The market is notoriously hard to predict, he said, adding there have been times he was sure he wouldn’t get the asking price for one of his projects, then offers came in above that price. And then there are other occasions, when “you think you have a slam dunk and there are no offers and no one comes to look at it.” He has seen the “wrong” cabinetry turn buyers away, while the “right” location — three doors down from a client’s grown daughter, in one case — may prompt another buyer to pay thousands over a home’s appraisal price.
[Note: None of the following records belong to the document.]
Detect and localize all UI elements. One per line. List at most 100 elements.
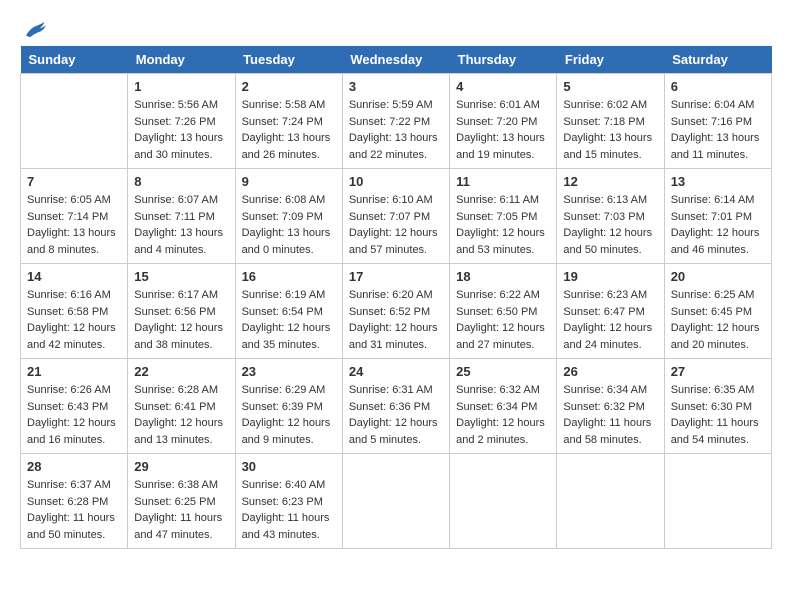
calendar-cell: 25Sunrise: 6:32 AMSunset: 6:34 PMDayligh… xyxy=(450,359,557,454)
day-info: Sunrise: 6:19 AMSunset: 6:54 PMDaylight:… xyxy=(242,287,336,353)
day-number: 3 xyxy=(349,79,443,94)
calendar-week-row: 1 Sunrise: 5:56 AMSunset: 7:26 PMDaylight… xyxy=(21,74,772,169)
calendar-cell: 16 Sunrise: 6:19 AMSunset: 6:54 PMDayligh… xyxy=(235,264,342,359)
day-info: Sunrise: 6:35 AMSunset: 6:30 PMDaylight:… xyxy=(671,382,765,448)
day-number: 6 xyxy=(671,79,765,94)
day-info: Sunrise: 6:34 AMSunset: 6:32 PMDaylight:… xyxy=(563,382,657,448)
day-number: 24 xyxy=(349,364,443,379)
calendar-cell xyxy=(557,454,664,549)
calendar-cell: 17Sunrise: 6:20 AMSunset: 6:52 PMDayligh… xyxy=(342,264,449,359)
calendar-cell: 10 Sunrise: 6:10 AMSunset: 7:07 PMDayligh… xyxy=(342,169,449,264)
calendar-cell: 8 Sunrise: 6:07 AMSunset: 7:11 PMDaylight… xyxy=(128,169,235,264)
calendar-cell: 3 Sunrise: 5:59 AMSunset: 7:22 PMDaylight… xyxy=(342,74,449,169)
day-number: 1 xyxy=(134,79,228,94)
day-number: 21 xyxy=(27,364,121,379)
page-header xyxy=(20,20,772,36)
day-number: 22 xyxy=(134,364,228,379)
day-info: Sunrise: 6:10 AMSunset: 7:07 PMDaylight:… xyxy=(349,192,443,258)
day-number: 23 xyxy=(242,364,336,379)
day-info: Sunrise: 6:04 AMSunset: 7:16 PMDaylight:… xyxy=(671,97,765,163)
day-info: Sunrise: 5:59 AMSunset: 7:22 PMDaylight:… xyxy=(349,97,443,163)
calendar-cell: 1 Sunrise: 5:56 AMSunset: 7:26 PMDaylight… xyxy=(128,74,235,169)
calendar-cell: 26Sunrise: 6:34 AMSunset: 6:32 PMDayligh… xyxy=(557,359,664,454)
day-info: Sunrise: 6:13 AMSunset: 7:03 PMDaylight:… xyxy=(563,192,657,258)
day-info: Sunrise: 6:14 AMSunset: 7:01 PMDaylight:… xyxy=(671,192,765,258)
calendar-cell: 2Sunrise: 5:58 AMSunset: 7:24 PMDaylight… xyxy=(235,74,342,169)
calendar-cell: 23Sunrise: 6:29 AMSunset: 6:39 PMDayligh… xyxy=(235,359,342,454)
day-number: 11 xyxy=(456,174,550,189)
logo-bird-icon xyxy=(22,20,46,40)
weekday-header-thursday: Thursday xyxy=(450,46,557,74)
calendar-cell: 20 Sunrise: 6:25 AMSunset: 6:45 PMDayligh… xyxy=(664,264,771,359)
calendar-cell: 15Sunrise: 6:17 AMSunset: 6:56 PMDayligh… xyxy=(128,264,235,359)
day-info: Sunrise: 6:22 AMSunset: 6:50 PMDaylight:… xyxy=(456,287,550,353)
day-info: Sunrise: 6:02 AMSunset: 7:18 PMDaylight:… xyxy=(563,97,657,163)
day-number: 7 xyxy=(27,174,121,189)
day-info: Sunrise: 6:31 AMSunset: 6:36 PMDaylight:… xyxy=(349,382,443,448)
day-number: 25 xyxy=(456,364,550,379)
day-info: Sunrise: 6:25 AMSunset: 6:45 PMDaylight:… xyxy=(671,287,765,353)
calendar-week-row: 21 Sunrise: 6:26 AMSunset: 6:43 PMDayligh… xyxy=(21,359,772,454)
calendar-cell: 12 Sunrise: 6:13 AMSunset: 7:03 PMDayligh… xyxy=(557,169,664,264)
calendar-cell: 28 Sunrise: 6:37 AMSunset: 6:28 PMDayligh… xyxy=(21,454,128,549)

• Artificial drama. On many shows, Boardman said, flippers argue with contractors as a deadline approaches and tension mounts, seemingly putting the project in jeopardy. It makes for riveting entertainment, but Boardman said viewers need to remember much of this is just for show. Deadlines, he said, aren’t usually that unyielding.

“Let’s face it, we flippers aren’t brain surgeons,” he said. “If I go three to four days past the scheduled deadline I’ve created for myself, no one’s going to die. If there’s a problem, we want to fix the problem correctly, and everyone yelling and screaming at each other is an incredibly inefficient way to run a business.”

Boardman said he has been approached about doing a reality show, but believes he wouldn’t make a good subject because he’s a pro who doesn’t engage in screaming matches.

“It’s like running any other successful business. You maintain good lines of communication with your maintenance crew and your administrative people and try to stay as even-keel as possible, because there are a lot of highs and lows in this business.”

• Glossing over negotiations. Due probably in large part to the proliferation of these shows, he said today’s homebuyers are well educated about the real-estate industry and more demanding than ever during negotiations. They expect everything to be newer, or brand-new, even in a flipped home.

“If it’s not, they’ll call us on it,” said Boardman, adding that now even the least expensive projects get brand-new materials — travertine, upgraded cabinetry — whether they’re needed or not. But expectations can reach even more absurd levels, like when a would-be homebuyer sees a few cracked roof tiles and proceeds to question a home’s structural integrity.

“We’re not a custom builder, and we’re not in the remodeling business — we’re flippers,” Boardman said. “The finicky homebuyer can cause any rehabber to lose sleep and get gray hair, and they never show that on the reality shows.”